Posted by: Jeff Lipshaw | Sep 28, 2006 9:28:29 AM

Mark, I agree with your vision of the ideal law school community. I think your image can even be extended to the ideal university community. I am a big believer in interdisciplinarity in law, but it strikes me that much of interdisciplinarity works its way in through the creation of "straw persons:" the economist, the sociologist, the cultural studies person, etc. These are tropes against which the student or the scholar is asked to foil without necessarily sensing or understanding the tensions and questions within the discipline. That is one reason I avoid the term law and [blank] and prefer {blank] in law or just [blank] by itself as distinct from law. This usage can be awkward but also can work.

I think there are two answers to this problem. The first is to move away from the view of legal scholarship as the creation of briefs with more footnotes and pages,i.e. without the strictures of local court rules but within the strictures of law review conventions. I don't think an article or book should be or is an advocacy piece. Scholarship can be advocacy and certainly can be used for advocacy. But scholarly inquiry and advocacy are distinct entities.

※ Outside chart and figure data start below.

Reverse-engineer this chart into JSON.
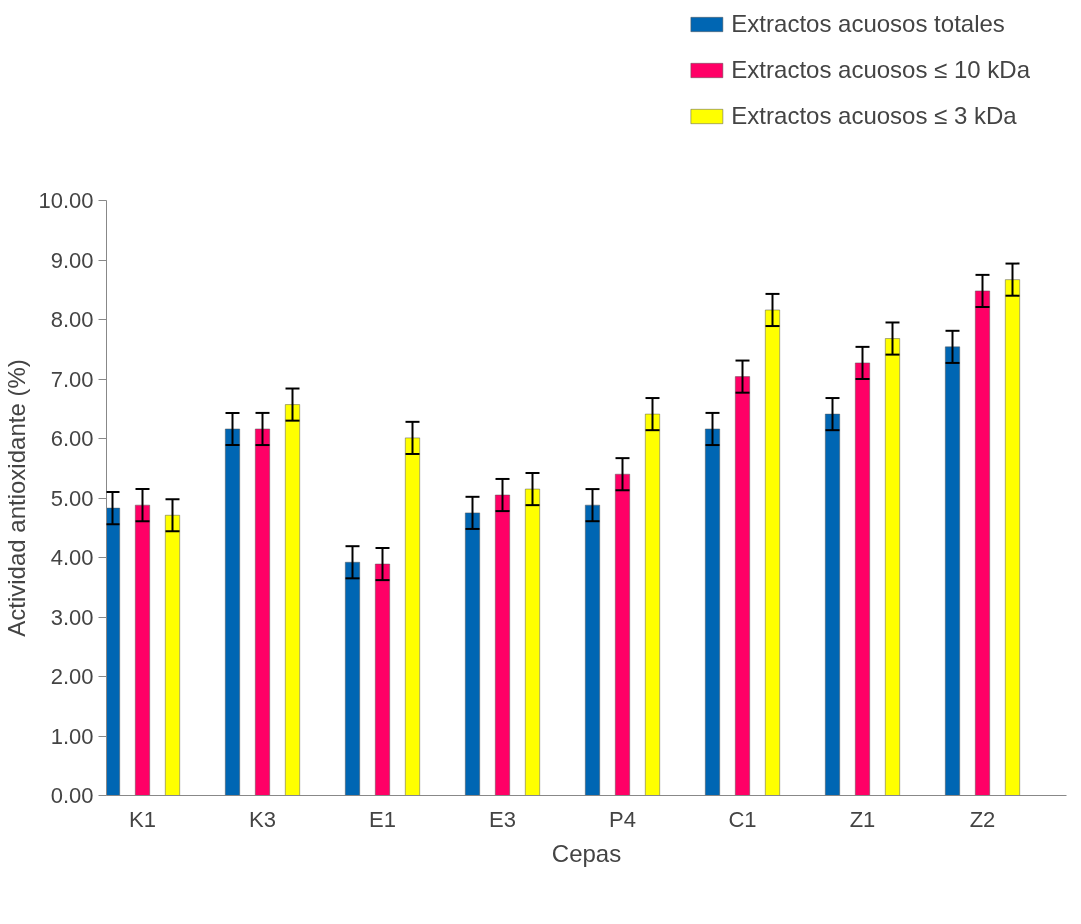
{
  "chart_data": {
    "type": "bar",
    "xlabel": "Cepas",
    "ylabel": "Actividad antioxidante (%)",
    "categories": [
      "K1",
      "K3",
      "E1",
      "E3",
      "P4",
      "C1",
      "Z1",
      "Z2"
    ],
    "series": [
      {
        "name": "Extractos acuosos totales",
        "color": "#0066b3",
        "values": [
          4.83,
          6.16,
          3.92,
          4.75,
          4.88,
          6.16,
          6.41,
          7.54
        ],
        "errors": [
          0.27,
          0.27,
          0.27,
          0.27,
          0.27,
          0.27,
          0.27,
          0.27
        ]
      },
      {
        "name": "Extractos acuosos ≤ 10 kDa",
        "color": "#ff0066",
        "values": [
          4.88,
          6.16,
          3.89,
          5.05,
          5.4,
          7.04,
          7.27,
          8.48
        ],
        "errors": [
          0.27,
          0.27,
          0.27,
          0.27,
          0.27,
          0.27,
          0.27,
          0.27
        ]
      },
      {
        "name": "Extractos acuosos ≤ 3 kDa",
        "color": "#ffff00",
        "values": [
          4.71,
          6.57,
          6.01,
          5.15,
          6.41,
          8.16,
          7.68,
          8.67
        ],
        "errors": [
          0.27,
          0.27,
          0.27,
          0.27,
          0.27,
          0.27,
          0.27,
          0.27
        ]
      }
    ],
    "ylim": [
      0,
      10
    ],
    "yticks": [
      {
        "value": 0,
        "label": "0.00"
      },
      {
        "value": 1,
        "label": "1.00"
      },
      {
        "value": 2,
        "label": "2.00"
      },
      {
        "value": 3,
        "label": "3.00"
      },
      {
        "value": 4,
        "label": "4.00"
      },
      {
        "value": 5,
        "label": "5.00"
      },
      {
        "value": 6,
        "label": "6.00"
      },
      {
        "value": 7,
        "label": "7.00"
      },
      {
        "value": 8,
        "label": "8.00"
      },
      {
        "value": 9,
        "label": "9.00"
      },
      {
        "value": 10,
        "label": "10.00"
      }
    ],
    "grid": false,
    "legend": "top right"
  }
}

The second proposed solution is also along these lines. If legal scholarship has rules and norms of its own, it is important to flesh them out and develop them. As with any scholarly method, this occurs through practice. What is particularly exciting about legal scholarship is the possibility of mixing various methods across disciplines in a way that respects the integrity of each field (including law) while developing new ways of approaching problems and thinking of and thinking about questions.